Various systems have been constructed which track the location of at least one moveable object in a volume and frequently also track the spatial orientation of the object. The object generally is rigid and is sometimes referred to as a rigid body. Sometimes the moveable but rigid parts of a body are tracked. Tracking an object simply means measuring the 3-d location and/or orientation of the object at least once—but more typically measured frequently and at known instants over a period of time. In some cases, the object is a tool, medical instrument, probe, or pointer, for example. Systems which employ optical means of volumetric tracking typically simplify the task by measuring the location of one or more easily detectable, artificial markers affixed to the object. One kind of typical marker is a energized, point-like light source such as an infrared light emitting diode (LED). This is exemplified by the 3D Creator™ system manufactured by Boulder Innovation Group (Boulder, Colo., USA). Another kind of typical marker is a retro-reflective spot or ball illuminated by a light source typically near each of two or more video cameras, which each stereographically track the centroid of images of each retro-reflective marker. This is exemplified by the Polaris® system made by Northern Digital, Inc. (Waterloo, Ontario, Canada). See FIG. 1a, which is a drawing of an exemplary prior-art system.
An alternative, passive marker is a small high-contrast marker illuminated by ambient lighting, where the marker includes at least one identifiable reference feature point within a recognizable pattern. An example marker is a pattern of alternating adjacent black and white pie-shaped sectors converging on a central saddle point, as described in U.S. Pat. No. 6,978,167. FIG. 1b illustrates an example of such a prior-art marker. Such markers may be tracked stereographically using a system of at least two video cameras, such as the MicronTracker system sold by Claron Technology, Inc. (Toronto, Ontario, Canada).
Whether the marker is an LED, a small retro-reflective spot, a crosshair, or the central vertex of a high contrast pattern, these systems essentially locate or track an individual reference point on the marker. Furthermore, the reference point typically is projected optically onto only a very small region—that is, a few pixels—of the array of image pixels of a video camera or other optical imager. FIG. 1c is an example of an actual image of a retro-reflective ball occupying only a few pixels from a pixel array in a video camera.

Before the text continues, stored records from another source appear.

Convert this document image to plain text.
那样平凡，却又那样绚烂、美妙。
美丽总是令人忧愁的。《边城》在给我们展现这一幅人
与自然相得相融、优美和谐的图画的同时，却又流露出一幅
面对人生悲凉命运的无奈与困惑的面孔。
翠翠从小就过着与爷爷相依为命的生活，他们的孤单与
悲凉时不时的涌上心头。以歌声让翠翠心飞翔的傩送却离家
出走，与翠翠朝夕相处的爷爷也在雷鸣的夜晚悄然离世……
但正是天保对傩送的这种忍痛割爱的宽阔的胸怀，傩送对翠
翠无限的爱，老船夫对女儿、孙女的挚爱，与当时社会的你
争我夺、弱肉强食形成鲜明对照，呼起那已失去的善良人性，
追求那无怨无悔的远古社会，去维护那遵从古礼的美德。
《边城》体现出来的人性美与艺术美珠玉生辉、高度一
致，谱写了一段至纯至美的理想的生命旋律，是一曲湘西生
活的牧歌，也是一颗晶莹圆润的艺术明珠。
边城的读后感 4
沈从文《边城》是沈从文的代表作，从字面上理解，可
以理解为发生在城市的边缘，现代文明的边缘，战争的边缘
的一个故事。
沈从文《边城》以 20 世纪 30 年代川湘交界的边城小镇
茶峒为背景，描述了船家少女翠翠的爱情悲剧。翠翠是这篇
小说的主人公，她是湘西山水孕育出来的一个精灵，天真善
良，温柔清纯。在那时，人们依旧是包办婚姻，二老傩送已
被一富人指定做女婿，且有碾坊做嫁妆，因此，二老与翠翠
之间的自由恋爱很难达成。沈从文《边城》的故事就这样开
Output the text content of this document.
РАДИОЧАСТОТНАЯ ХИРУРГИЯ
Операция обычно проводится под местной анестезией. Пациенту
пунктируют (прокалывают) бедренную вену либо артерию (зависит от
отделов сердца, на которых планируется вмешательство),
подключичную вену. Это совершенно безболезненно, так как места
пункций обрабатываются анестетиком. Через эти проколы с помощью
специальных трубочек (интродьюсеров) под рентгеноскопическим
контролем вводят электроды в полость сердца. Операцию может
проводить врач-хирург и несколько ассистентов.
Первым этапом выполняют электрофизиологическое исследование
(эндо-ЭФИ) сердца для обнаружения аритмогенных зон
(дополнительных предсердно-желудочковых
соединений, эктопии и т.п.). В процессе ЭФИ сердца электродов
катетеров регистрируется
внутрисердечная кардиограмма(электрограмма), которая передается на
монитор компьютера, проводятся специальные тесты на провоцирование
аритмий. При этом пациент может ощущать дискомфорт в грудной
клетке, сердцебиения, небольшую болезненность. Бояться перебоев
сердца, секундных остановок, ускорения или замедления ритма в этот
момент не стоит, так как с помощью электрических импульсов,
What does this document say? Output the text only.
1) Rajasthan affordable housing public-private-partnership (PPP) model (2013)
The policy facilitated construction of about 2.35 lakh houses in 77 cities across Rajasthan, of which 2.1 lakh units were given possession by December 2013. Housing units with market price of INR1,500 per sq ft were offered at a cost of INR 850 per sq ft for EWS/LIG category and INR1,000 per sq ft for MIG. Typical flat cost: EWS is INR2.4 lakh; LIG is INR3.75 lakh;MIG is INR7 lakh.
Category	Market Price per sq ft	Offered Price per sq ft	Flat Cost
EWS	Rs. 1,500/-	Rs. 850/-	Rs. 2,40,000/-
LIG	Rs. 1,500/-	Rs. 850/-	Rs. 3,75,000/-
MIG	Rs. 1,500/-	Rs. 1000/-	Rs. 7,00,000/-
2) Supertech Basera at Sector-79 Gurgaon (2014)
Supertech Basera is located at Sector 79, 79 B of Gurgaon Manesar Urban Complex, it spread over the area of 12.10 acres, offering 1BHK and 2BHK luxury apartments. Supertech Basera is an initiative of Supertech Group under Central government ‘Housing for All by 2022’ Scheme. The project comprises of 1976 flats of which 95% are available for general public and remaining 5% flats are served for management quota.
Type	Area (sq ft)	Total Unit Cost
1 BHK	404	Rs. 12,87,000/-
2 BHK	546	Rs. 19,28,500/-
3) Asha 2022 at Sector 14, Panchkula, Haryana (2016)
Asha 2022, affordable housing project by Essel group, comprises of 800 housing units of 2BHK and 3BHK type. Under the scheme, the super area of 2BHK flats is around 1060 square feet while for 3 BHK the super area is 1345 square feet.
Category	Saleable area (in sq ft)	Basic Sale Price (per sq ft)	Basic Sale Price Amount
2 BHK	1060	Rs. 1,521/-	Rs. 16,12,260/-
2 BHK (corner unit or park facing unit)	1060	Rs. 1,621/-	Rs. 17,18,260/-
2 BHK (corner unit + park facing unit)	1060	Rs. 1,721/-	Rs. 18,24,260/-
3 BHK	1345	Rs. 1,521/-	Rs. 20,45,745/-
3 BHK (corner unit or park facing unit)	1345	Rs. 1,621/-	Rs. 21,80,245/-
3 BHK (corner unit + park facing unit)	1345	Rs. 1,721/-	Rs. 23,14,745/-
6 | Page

To fully track the 3-d orientation of an object therefore requires that at least three such reference point oriented markers be affixed some distance apart from each other in a non-collinear arrangement on the object to be tracked. The space between such prior-art markers remains unused for measurement purposes. Further, distinguishing between two or more objects which each have their own similarly arranged markers may be challenging technically. A common approach is to arrange the markers affixed to one object in a significantly different geometrical pattern from the markers affixed to another object being tracked. For example, the number of markers on one object and/or the distances between the markers may differ from the pattern of another object. An example is the retro-reflective markers on each of the various medical instruments tracked by the VectorVision system of BrainLAB AG (Feldkirchen, Germany). FIG. 1d is a photograph of a typical instrument—a probe pointer in this case—with four non-collinear retro-reflective balls as the markers.
Some prior-art systems which employ actively illuminated markers (such as LEDs or retro-reflective balls) use a scheme of background subtraction. Therein a video frame is acquired and saved at some time when the markers are not illuminated. A video frame herein means the 2-d set of pixel amplitudes output from the pixel array of a camera, which is sometimes also called a raster. That saved video frame is then subtracted—pixel-by-pixel—from a second video frame acquired when the markers are illuminated. The difference between the two frames typically leaves only significant images for the markers, which are then easier to locate and process. Existing known techniques, like background subtraction, may be applied to the present invention but may not otherwise be specifically described herein.
More sophisticated video systems attempt to recognize and track whole objects or complex geometric shapes. This may require complex templates of the object and require correlating a 3-d rotated view of the template with the image of the object. Such systems may require substantial computational resources to perform pattern matching, may be too slow for some real-time applications, or may not satisfy spatial accuracy requirements. An example of such a system was the Eagle Eye® system of Kinetic Sciences Inc. (Vancouver, BC, Canada). Measuring the location or orientation of objects which have no well-defined or artificial markers—such as in tracking vehicles or faces—may be even less reliable and less accurate. Further, it may be nearly impossible to unambiguously determine the orientation of symmetrical or amorphous objects which possess no natural high contrast details or unusual geometrical features to implicitly serve as the equivalent of markers.